In the series of Star Trek: New Frontier novels by Peter David, the principal protagonist, Captain Mackenzie Calhoun, frequently utters the word grozit, a curse from his home world of Xenex. It is understood to be the equivalent to shit.

The 2005 video game Star Wars: Republic Commando also used fierfek, the expletive popular in the Star Wars franchise. This word is described in-universe as being an alien loan-word originally meaning 'poison', but has been adopted by the game's special forces protagonists as a curse word to make the illusion of playing as commandos more believable.

==Fictional profanities==
Profanity in SF also encompasses the idea of things that alien cultures might find profane, and the notion that what non-humans and humans find to be profane may differ markedly. Card observes that human profanity encompasses words dealing with sexual intercourse and states that that tells one something about human beings. He proceeds to suggest that what aliens might find to be profane can be a useful tool for suggesting the alienness of a culture. The first example of this that he gives are alien cultures that have no trouble with words about sexual intercourse, but that find words to do with eating to be profane. Star Trek: Enterprise made use of this concept in the episode "Vox Sola". The second example Card provides is that of alien cultures where the idea of property ownership is considered to be as obscene as pederasty. Douglas Adams's The Hitchhiker's Guide to the Galaxy at one point mentions that the word Belgium is the worst profanity in the galaxy.

==In other contexts==
As mentioned above, shazbot briefly enjoyed popular usage outside of its television show. Battlestar Galacticas frak, a word that Lee Goldberg characterized as "something truly amazing and subversive" and that Scott Adams called "pure genius", has also escaped its original context. Originally spelled frack, it along with felgercarb were coined by writer Glen A. Larson for the 1978 Battlestar Galactica, for much the same reasons that frell and dren were coined for Farscape: the ability to use profane dialogue, with words that would be immediately understood as synonymous with the real profanities that they stood in for, without falling foul of network censorship and broadcasting restrictions accompanying its original Sunday evening broadcast timeslot.

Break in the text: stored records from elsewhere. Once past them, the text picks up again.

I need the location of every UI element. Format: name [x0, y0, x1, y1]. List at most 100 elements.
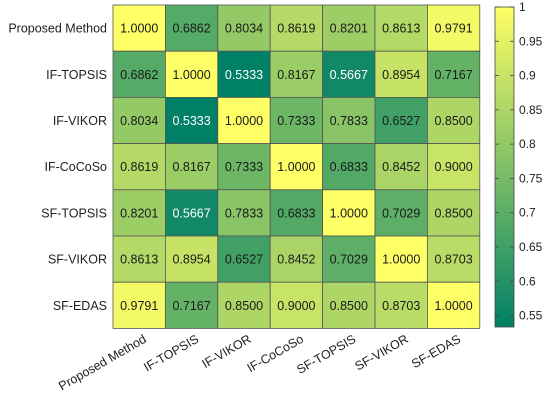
cell-value-label: 1.0000: [382, 253, 420, 267]
heatmap-cell: [164, 97, 219, 145]
cell-value-label: 1.0000: [225, 114, 263, 128]
heatmap-cell: [217, 189, 271, 237]
heatmap-cell: [217, 97, 271, 145]
row-label: IF-VIKOR: [53, 114, 107, 128]
heatmap-cell: [426, 97, 481, 145]
cell-value-label: 0.6862: [120, 68, 158, 82]
column-label: IF-TOPSIS: [141, 332, 201, 375]
column-label: SF-VIKOR: [353, 332, 411, 374]
colorbar-tick-label: 1: [519, 0, 526, 14]
cell-value-label: 0.7333: [225, 160, 263, 174]
row-label: SF-EDAS: [53, 299, 107, 313]
cell-value-label: 0.8619: [277, 22, 315, 36]
cell-value-label: 0.8034: [120, 114, 158, 128]
cell-value-label: 0.5667: [330, 68, 368, 82]
cell-value-label: 0.9000: [434, 160, 472, 174]
cell-value-label: 0.6833: [330, 160, 368, 174]
heatmap-cell: [269, 281, 324, 329]
heatmap-cell: [374, 143, 428, 191]
cell-value-label: 0.8703: [382, 299, 420, 313]
heatmap-cell: [426, 50, 481, 98]
colorbar-ticks: 1 0.95 0.9 0.85 0.8 0.75 0.7 0.65 0.6 0.55: [495, 0, 543, 323]
heatmap-cell: [217, 281, 271, 329]
cell-value-label: 1.0000: [277, 160, 315, 174]
cell-value-label: 0.8500: [225, 299, 263, 313]
cell-value-label: 0.7029: [382, 206, 420, 220]
row-label: SF-VIKOR: [48, 253, 107, 267]
colorbar-tick-label: 0.9: [519, 69, 536, 83]
heatmap-cell: [164, 4, 219, 52]
heatmap-cell: [112, 189, 166, 237]
heatmap-cell: [112, 4, 166, 52]
heatmap-cell: [322, 50, 376, 98]
colorbar: 1 0.95 0.9 0.85 0.8 0.75 0.7 0.65 0.6 0.55: [494, 0, 543, 328]
cell-value-label: 1.0000: [330, 206, 368, 220]
row-label: SF-TOPSIS: [41, 206, 107, 220]
cell-value-label: 0.7333: [277, 114, 315, 128]
cell-value-label: 0.8452: [277, 253, 315, 267]
cell-value-label: 0.9791: [120, 299, 158, 313]
cell-value-label: 0.8619: [120, 160, 158, 174]
cell-value-label: 0.5333: [172, 114, 210, 128]
heatmap-cell: [426, 143, 481, 191]
heatmap-cell: [217, 4, 271, 52]
heatmap-cell: [269, 235, 324, 283]
colorbar-tick-label: 0.85: [519, 103, 543, 117]
cell-value-label: 0.8500: [434, 206, 472, 220]
cell-value-label: 0.8167: [172, 160, 210, 174]
colorbar-tick-label: 0.75: [519, 171, 543, 185]
colorbar-tick-label: 0.7: [519, 206, 536, 220]
cell-value-label: 0.7833: [225, 206, 263, 220]
heatmap-cell: [217, 50, 271, 98]
cell-value-label: 1.0000: [120, 22, 158, 36]
cell-value-label: 0.6862: [172, 22, 210, 36]
heatmap-cell: [426, 235, 481, 283]
heatmap-cells: 1.0000 0.6862 0.8034 0.8619 0.8201 0.8613 0.97…: [112, 4, 481, 329]
heatmap-cell: [322, 97, 376, 145]
heatmap-cell: [112, 143, 166, 191]
colorbar-tick-label: 0.6: [519, 274, 536, 288]
heatmap-cell: [164, 235, 219, 283]
colorbar-tick-label: 0.65: [519, 240, 543, 254]
heatmap-cell: [112, 50, 166, 98]
colorbar-gradient: [494, 6, 515, 328]
cell-value-label: 0.9000: [277, 299, 315, 313]
column-label: SF-EDAS: [409, 332, 463, 371]
row-labels: Proposed Method IF-TOPSIS IF-VIKOR IF-CoCoS…: [8, 22, 107, 313]
colorbar-tick-label: 0.8: [519, 137, 536, 151]
cell-value-label: 0.9791: [434, 22, 472, 36]
heatmap-cell: [164, 143, 219, 191]
cell-value-label: 0.8954: [172, 253, 210, 267]
cell-value-label: 0.8500: [434, 114, 472, 128]
column-label: SF-TOPSIS: [294, 332, 358, 377]
cell-value-label: 0.8034: [225, 22, 263, 36]
cell-value-label: 0.5667: [172, 206, 210, 220]
cell-value-label: 0.8703: [434, 253, 472, 267]
cell-value-label: 0.8954: [382, 68, 420, 82]
heatmap-cell: [112, 235, 166, 283]
cell-value-label: 1.0000: [172, 68, 210, 82]
cell-value-label: 0.7167: [172, 299, 210, 313]
heatmap-cell: [112, 281, 166, 329]
column-label: Proposed Method: [56, 332, 148, 393]
heatmap-cell: [269, 97, 324, 145]
colorbar-tick-label: 0.55: [519, 309, 543, 323]
cell-value-label: 0.7167: [434, 68, 472, 82]
row-label: IF-TOPSIS: [46, 68, 107, 82]
cell-value-label: 0.7029: [330, 253, 368, 267]
heatmap-cell: [374, 281, 428, 329]
column-labels: Proposed MethodIF-TOPSISIF-VIKORIF-CoCoS…: [56, 332, 463, 393]
cell-value-label: 0.8167: [277, 68, 315, 82]
cell-value-label: 0.6527: [382, 114, 420, 128]
heatmap-cell: [426, 281, 481, 329]
cell-value-label: 0.8500: [330, 299, 368, 313]
row-label: Proposed Method: [8, 22, 107, 36]
cell-value-label: 0.8613: [382, 22, 420, 36]
heatmap-cell: [322, 235, 376, 283]
heatmap-cell: [269, 143, 324, 191]
heatmap-cell: [374, 97, 428, 145]
cell-value-label: 0.8452: [382, 160, 420, 174]
cell-value-label: 0.8201: [120, 206, 158, 220]
heatmap-cell: [374, 4, 428, 52]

The producers re-spelled the word frak for the 2004 Battlestar Galactica series, in order to make it, literally, a four-letter word; the word appears in several Black Library novels before then, most notably the Ciaphas Cain series. It has escaped, in both forms, from the series to a whole variety of other contexts, from a Dilbert cartoon strip where Dilbert mutters it, through other television shows including The Office, Gossip Girl, Veronica Mars, 30 Rock, The Big Bang Theory, and Scrubs, and Robert Crais's Elvis Cole novel Chasing Darkness, to everyday spoken use.

The BBC Two science fiction television series Red Dwarf replaces most of its characters' profanities with invented terms, mainly smeg (possibly a truncation of smegma) and its compound smeg-head. Other common insults are goit and gimboid.

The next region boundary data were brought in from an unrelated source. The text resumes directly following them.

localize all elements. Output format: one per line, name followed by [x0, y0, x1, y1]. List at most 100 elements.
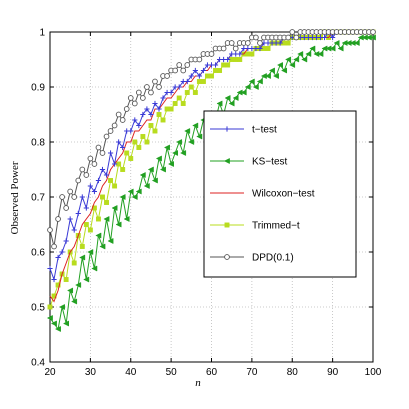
data-point — [321, 34, 328, 41]
data-point — [75, 281, 82, 289]
y-tick-label: 0.9 — [31, 83, 45, 94]
data-point — [131, 100, 138, 107]
y-tick-label: 0.4 — [31, 358, 45, 369]
data-point — [79, 166, 86, 173]
data-point — [115, 111, 122, 118]
data-point — [180, 101, 186, 106]
data-point — [192, 122, 199, 129]
data-point — [192, 67, 198, 74]
data-point — [46, 314, 53, 322]
data-point — [159, 166, 166, 173]
data-point — [87, 155, 94, 162]
data-point — [136, 122, 142, 129]
data-point — [107, 150, 114, 156]
data-point — [127, 95, 134, 101]
data-point — [148, 123, 154, 128]
data-point — [184, 90, 190, 95]
data-point — [293, 56, 300, 63]
data-point — [330, 34, 336, 41]
data-point — [317, 50, 324, 58]
data-point — [47, 265, 53, 272]
legend-marker — [224, 222, 230, 228]
data-point — [160, 117, 166, 123]
legend: t−test KS−test Wilcoxon−test Trimmed−t DPD(0… — [203, 110, 357, 278]
data-point — [63, 238, 69, 244]
data-point — [148, 111, 154, 118]
data-point — [131, 193, 138, 201]
data-point — [265, 46, 271, 51]
data-point — [55, 254, 61, 261]
data-point — [156, 112, 162, 117]
legend-label: Wilcoxon−test — [252, 189, 315, 200]
series-group — [46, 29, 376, 333]
data-point — [257, 40, 263, 46]
data-point — [285, 40, 291, 46]
data-point — [221, 62, 227, 68]
x-tick-label: 30 — [85, 367, 97, 378]
data-point — [139, 171, 146, 179]
data-point — [188, 138, 195, 146]
data-point — [180, 149, 187, 157]
x-tick-label: 60 — [206, 367, 218, 378]
data-point — [123, 215, 130, 223]
data-point — [244, 83, 251, 91]
data-point — [240, 89, 247, 96]
data-point — [168, 89, 174, 96]
data-point — [136, 145, 142, 150]
data-point — [83, 222, 89, 227]
data-point — [144, 106, 150, 112]
data-point — [83, 172, 90, 178]
data-point — [58, 303, 65, 311]
data-point — [285, 34, 292, 41]
data-point — [91, 161, 98, 167]
data-point — [103, 133, 110, 140]
legend-entry: t−test — [210, 125, 277, 136]
data-point — [172, 67, 179, 74]
data-point — [148, 89, 154, 96]
data-point — [276, 61, 283, 69]
data-point — [192, 90, 198, 95]
data-point — [59, 249, 65, 255]
y-tick-label: 0.8 — [31, 138, 45, 149]
y-tick-label: 0.7 — [31, 193, 45, 204]
y-axis-label: Observed Power — [9, 161, 21, 234]
data-point — [196, 56, 203, 63]
data-point — [297, 50, 304, 58]
data-point — [71, 227, 77, 233]
data-point — [164, 106, 170, 112]
data-point — [75, 210, 81, 217]
data-point — [272, 72, 279, 80]
data-point — [244, 40, 251, 46]
data-point — [67, 188, 74, 195]
data-point — [95, 232, 102, 239]
x-tick-label: 100 — [365, 367, 382, 378]
legend-label: Trimmed−t — [252, 221, 300, 232]
data-point — [309, 45, 316, 52]
data-point — [281, 67, 288, 74]
data-point — [220, 45, 227, 52]
data-point — [54, 325, 61, 333]
data-point — [176, 84, 182, 90]
data-point — [225, 62, 231, 68]
data-point — [91, 188, 98, 195]
data-point — [200, 67, 207, 74]
data-point — [248, 78, 255, 85]
data-point — [51, 243, 57, 250]
data-point — [59, 194, 65, 200]
data-point — [212, 62, 219, 68]
data-point — [156, 84, 162, 90]
data-point — [196, 79, 202, 84]
x-tick-label: 20 — [44, 367, 56, 378]
data-point — [108, 178, 114, 183]
data-point — [120, 144, 126, 151]
data-point — [176, 138, 183, 146]
data-point — [100, 194, 105, 200]
data-point — [184, 62, 191, 68]
legend-marker — [224, 126, 230, 132]
data-point — [167, 160, 174, 168]
data-point — [333, 39, 340, 47]
x-tick-label: 80 — [287, 367, 299, 378]
data-point — [115, 221, 122, 228]
data-point — [140, 134, 146, 139]
data-point — [200, 79, 206, 84]
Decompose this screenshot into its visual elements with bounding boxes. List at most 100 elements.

The 2016 comedic TV series The Good Place introduces multiple euphemistic wordplays on the real-world profanities. Since the show is set in the afterlife-analogue of heaven, the people cannot directly curse there and any swear word is automatically being replaced with a similarly pronounced English word, whenever a person is trying to say it. Some of the most notable substitutions are: fuck → fork, shit → shirt, bitch → bench, asshole → ashhole, and the derivatives motherfucker → motherforker and bullshit → bullshirt. Such automatic replacement was also compared with the real-world iPhone's autocorrect feature.

== Footnotes ==
- Battis has lot to say on Aeryn Sun's use of "frell" here, in terms of its status as a non-performative utterance, and the locutionary and perlocutionary power of the statement. For more detail, see pages 146 et seq. of Battis 2007.